As Ian Millhiser explained last year, there's plenty of precedent for interpreting "legislature" as "whatever the state's voters decided." But the GOP is serious about this; its lawsuit came after a failed effort to impeach the commissioners on the grounds that they sought to "elevate ‘competitiveness’ over other goals."
When one party complains too loudly, the other party wonders if it might have something to gain. As Benjy Sarlin has been reporting, some Democratic donors are engaged in a long game to ensure that the most gerrymandered states are controlled by their party in 2021, when the maps can be redrawn. In The New Republic, Brian Beutler asked whether the Democrats would benefit more from unilateral disarmament.
[I]f the wave materializes, they should be prepared to use the threat of aggressive, opportunistic redistricting as a source of leverage, to entice Republicans into supporting some kind of non-partisan redistricting system, ideally in every state.
The details would be complex, but the basic offer would be simple: Either agree to mutual, permanent disarmament, and make one of the country’s many undemocratic processes more democratic, or enjoy the wilderness for a decade.

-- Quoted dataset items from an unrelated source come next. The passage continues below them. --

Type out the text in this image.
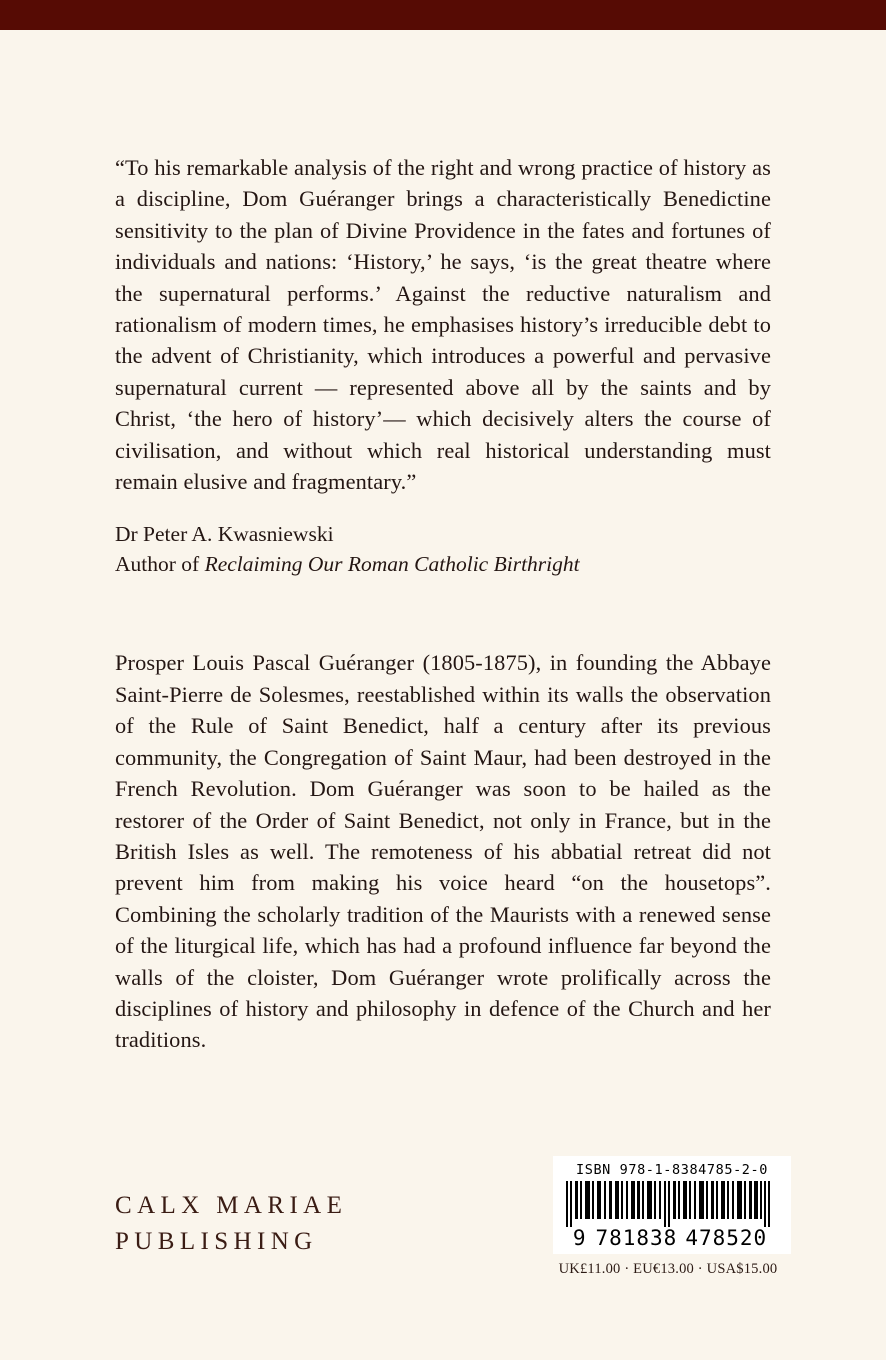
“To his remarkable analysis of the right and wrong practice of history as a discipline, Dom Guéranger brings a characteristically Benedictine sensitivity to the plan of Divine Providence in the fates and fortunes of individuals and nations: ‘History,’ he says, ‘is the great theatre where the supernatural performs.’ Against the reductive naturalism and rationalism of modern times, he emphasises history’s irreducible debt to the advent of Christianity, which introduces a powerful and pervasive supernatural current — represented above all by the saints and by Christ, ‘the hero of history’— which decisively alters the course of civilisation, and without which real historical understanding must remain elusive and fragmentary.”

Dr Peter A. Kwasniewski
Author of Reclaiming Our Roman Catholic Birthright

Prosper Louis Pascal Guéranger (1805-1875), in founding the Abbaye Saint-Pierre de Solesmes, reestablished within its walls the observation of the Rule of Saint Benedict, half a century after its previous community, the Congregation of Saint Maur, had been destroyed in the French Revolution. Dom Guéranger was soon to be hailed as the restorer of the Order of Saint Benedict, not only in France, but in the British Isles as well. The remoteness of his abbatial retreat did not prevent him from making his voice heard “on the housetops”. Combining the scholarly tradition of the Maurists with a renewed sense of the liturgical life, which has had a profound influence far beyond the walls of the cloister, Dom Guéranger wrote prolifically across the disciplines of history and philosophy in defence of the Church and her traditions.

CALX MARIAE
PUBLISHING
ISBN 978-1-8384785-2-0
9 781838 478520
UK£11.00 · EU€13.00 · USA$15.00
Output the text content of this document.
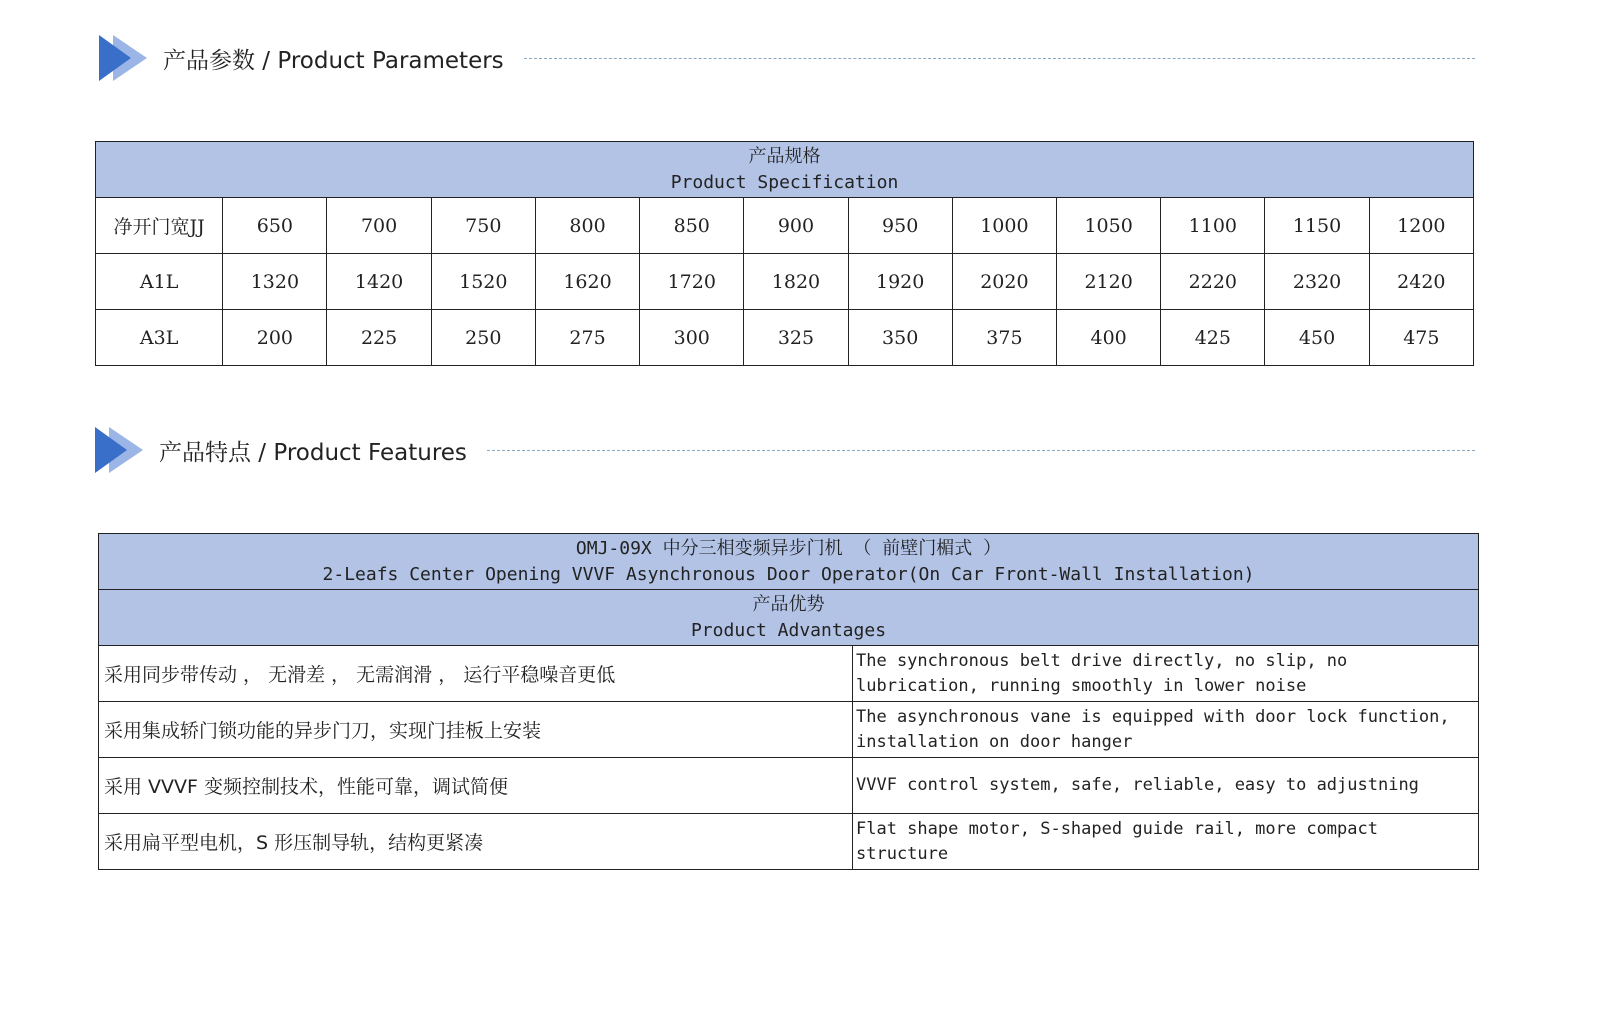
产品参数 / Product Parameters
产品规格
Product Specification												

净开门宽JJ	650	700	750	800	850	900	950	1000	1050	1100	1150	1200
A1L	1320	1420	1520	1620	1720	1820	1920	2020	2120	2220	2320	2420
A3L	200	225	250	275	300	325	350	375	400	425	450	475
产品特点 / Product Features
OMJ-09X 中分三相变频异步门机 （ 前壁门楣式 ）
2-Leafs Center Opening VVVF Asynchronous Door Operator(On Car Front-Wall Installation)	

产品优势
Product Advantages	

采用同步带传动 ， 无滑差 ， 无需润滑 ， 运行平稳噪音更低	The synchronous belt drive directly, no slip, no lubrication, running smoothly in lower noise
采用集成轿门锁功能的异步门刀，实现门挂板上安装	The asynchronous vane is equipped with door lock function, installation on door hanger
采用 VVVF 变频控制技术，性能可靠，调试简便	VVVF control system, safe, reliable, easy to adjustning
采用扁平型电机，S 形压制导轨，结构更紧凑	Flat shape motor, S-shaped guide rail, more compact structure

Technically, the Democratic Congressional Campaign Committee is in the business of electing a House majority with the map they've been given. But when my colleague Jon Allen got a chance to ask about non-partisan redistricting, DCCC chairman Steve Israel was all for it.
"When we win by more than a million on the popular vote and we lose seats, it's a clear indicator of the need for non-partisan redistricting," said Israel.

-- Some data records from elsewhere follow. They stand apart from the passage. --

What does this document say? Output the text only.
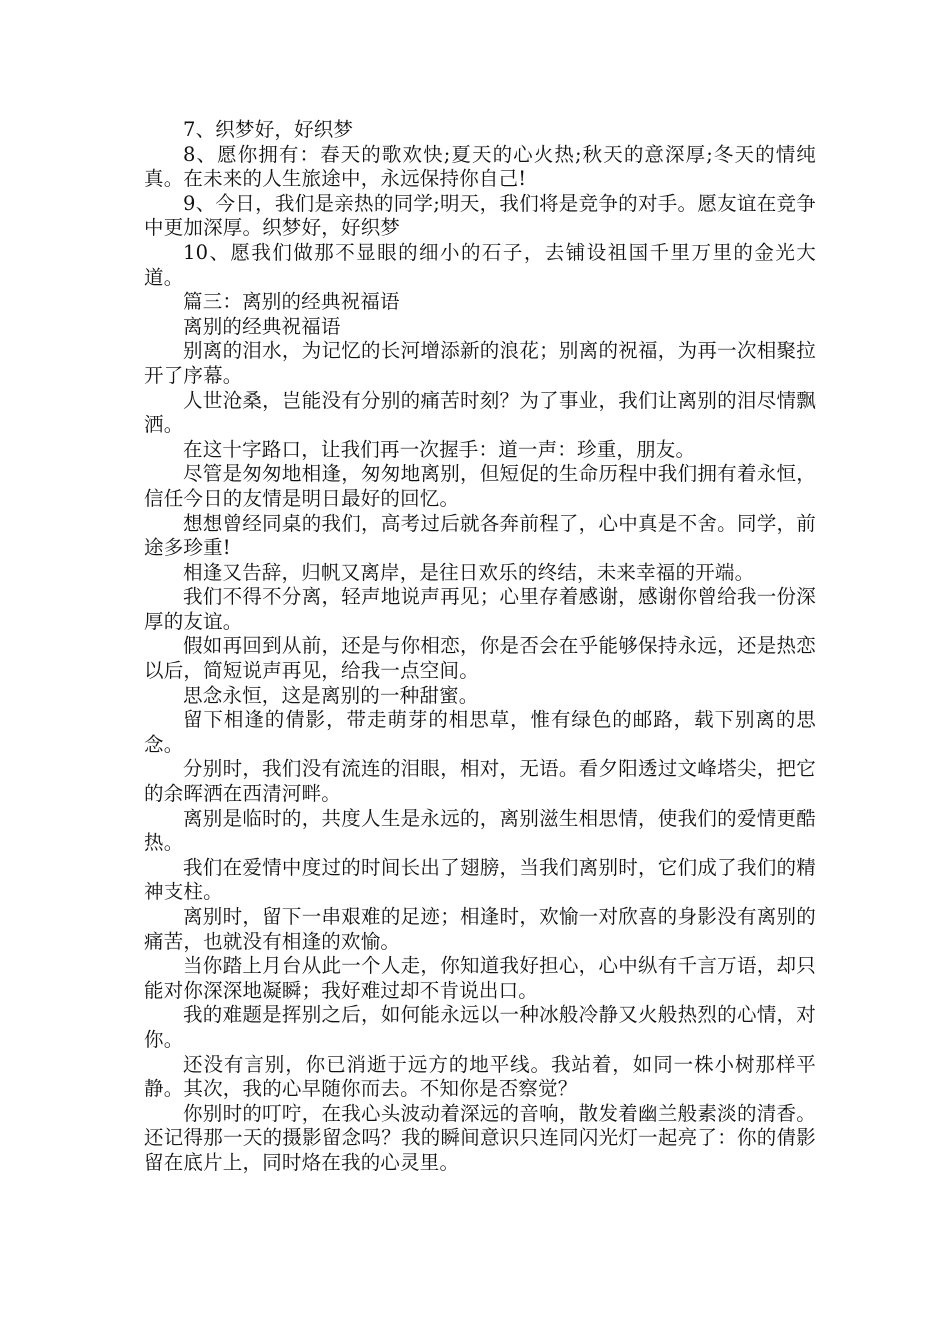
7、织梦好，好织梦

8、愿你拥有：春天的歌欢快;夏天的心火热;秋天的意深厚;冬天的情纯真。在未来的人生旅途中，永远保持你自己!

9、今日，我们是亲热的同学;明天，我们将是竞争的对手。愿友谊在竞争中更加深厚。织梦好，好织梦

10、愿我们做那不显眼的细小的石子，去铺设祖国千里万里的金光大道。

篇三：离别的经典祝福语

离别的经典祝福语

别离的泪水，为记忆的长河增添新的浪花；别离的祝福，为再一次相聚拉开了序幕。

人世沧桑，岂能没有分别的痛苦时刻？为了事业，我们让离别的泪尽情飘洒。

在这十字路口，让我们再一次握手：道一声：珍重，朋友。

尽管是匆匆地相逢，匆匆地离别，但短促的生命历程中我们拥有着永恒，信任今日的友情是明日最好的回忆。

想想曾经同桌的我们，高考过后就各奔前程了，心中真是不舍。同学，前途多珍重!

相逢又告辞，归帆又离岸，是往日欢乐的终结，未来幸福的开端。

我们不得不分离，轻声地说声再见；心里存着感谢，感谢你曾给我一份深厚的友谊。

假如再回到从前，还是与你相恋，你是否会在乎能够保持永远，还是热恋以后，简短说声再见，给我一点空间。

思念永恒，这是离别的一种甜蜜。

留下相逢的倩影，带走萌芽的相思草，惟有绿色的邮路，载下别离的思念。

分别时，我们没有流连的泪眼，相对，无语。看夕阳透过文峰塔尖，把它的余晖洒在西清河畔。

离别是临时的，共度人生是永远的，离别滋生相思情，使我们的爱情更酷热。

我们在爱情中度过的时间长出了翅膀，当我们离别时，它们成了我们的精神支柱。

离别时，留下一串艰难的足迹；相逢时，欢愉一对欣喜的身影没有离别的痛苦，也就没有相逢的欢愉。

当你踏上月台从此一个人走，你知道我好担心，心中纵有千言万语，却只能对你深深地凝瞬；我好难过却不肯说出口。

我的难题是挥别之后，如何能永远以一种冰般冷静又火般热烈的心情，对你。

还没有言别，你已消逝于远方的地平线。我站着，如同一株小树那样平静。其次，我的心早随你而去。不知你是否察觉？

你别时的叮咛，在我心头波动着深远的音响，散发着幽兰般素淡的清香。还记得那一天的摄影留念吗？我的瞬间意识只连同闪光灯一起亮了：你的倩影留在底片上，同时烙在我的心灵里。
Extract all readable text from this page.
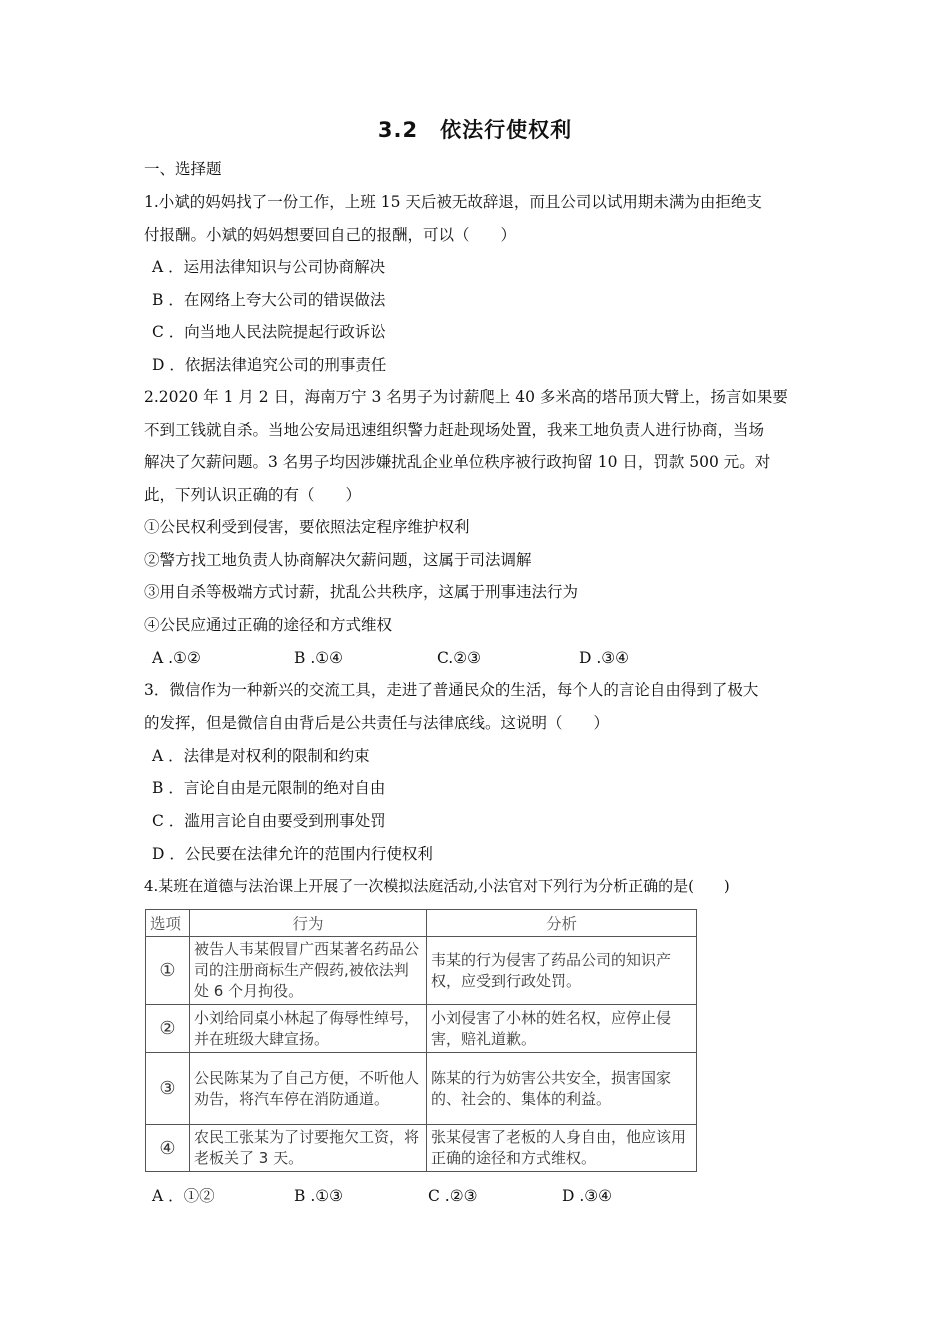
3.2　依法行使权利
一、选择题
1.小斌的妈妈找了一份工作，上班 15 天后被无故辞退，而且公司以试用期未满为由拒绝支
付报酬。小斌的妈妈想要回自己的报酬，可以（　　）
A ．运用法律知识与公司协商解决
B ．在网络上夸大公司的错误做法
C ．向当地人民法院提起行政诉讼
D ．依据法律追究公司的刑事责任
2.2020 年 1 月 2 日，海南万宁 3 名男子为讨薪爬上 40 多米高的塔吊顶大臂上，扬言如果要
不到工钱就自杀。当地公安局迅速组织警力赶赴现场处置，我来工地负责人进行协商，当场
解决了欠薪问题。3 名男子均因涉嫌扰乱企业单位秩序被行政拘留 10 日，罚款 500 元。对
此，下列认识正确的有（　　）
①公民权利受到侵害，要依照法定程序维护权利
②警方找工地负责人协商解决欠薪问题，这属于司法调解
③用自杀等极端方式讨薪，扰乱公共秩序，这属于刑事违法行为
④公民应通过正确的途径和方式维权
A .①②	B .①④	C.②③	D .③④
3．微信作为一种新兴的交流工具，走进了普通民众的生活，每个人的言论自由得到了极大
的发挥，但是微信自由背后是公共责任与法律底线。这说明（　　）
A ．法律是对权利的限制和约束
B ．言论自由是元限制的绝对自由
C ．滥用言论自由要受到刑事处罚
D ．公民要在法律允许的范围内行使权利
4.某班在道德与法治课上开展了一次模拟法庭活动,小法官对下列行为分析正确的是(　　)
选项	行为	分析
①	被告人韦某假冒广西某著名药品公司的注册商标生产假药,被依法判处 6 个月拘役。	韦某的行为侵害了药品公司的知识产权，应受到行政处罚。
②	小刘给同桌小林起了侮辱性绰号，并在班级大肆宣扬。	小刘侵害了小林的姓名权，应停止侵害，赔礼道歉。
③	公民陈某为了自己方便，不听他人劝告，将汽车停在消防通道。	陈某的行为妨害公共安全，损害国家的、社会的、集体的利益。
④	农民工张某为了讨要拖欠工资，将老板关了 3 天。	张某侵害了老板的人身自由，他应该用正确的途径和方式维权。
A ．①②	B .①③	C .②③	D .③④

That's a pretty new stance. In 2012, his first cycle running the DCCC—the first with the new maps—Israel insisted that Republican-drawn districts could be overcome by strong candidates. "Any objective analysis of redistricting shows that it is a wash," he told Heidi Pryzybala that year.
Months later, as Israel now points out, Democrats won the popular vote across all House races. Years later, the GOP in one state is trying to undo the maps that gave Democrats some of their only gains. You can see why the Democrats are coming around to disarmament.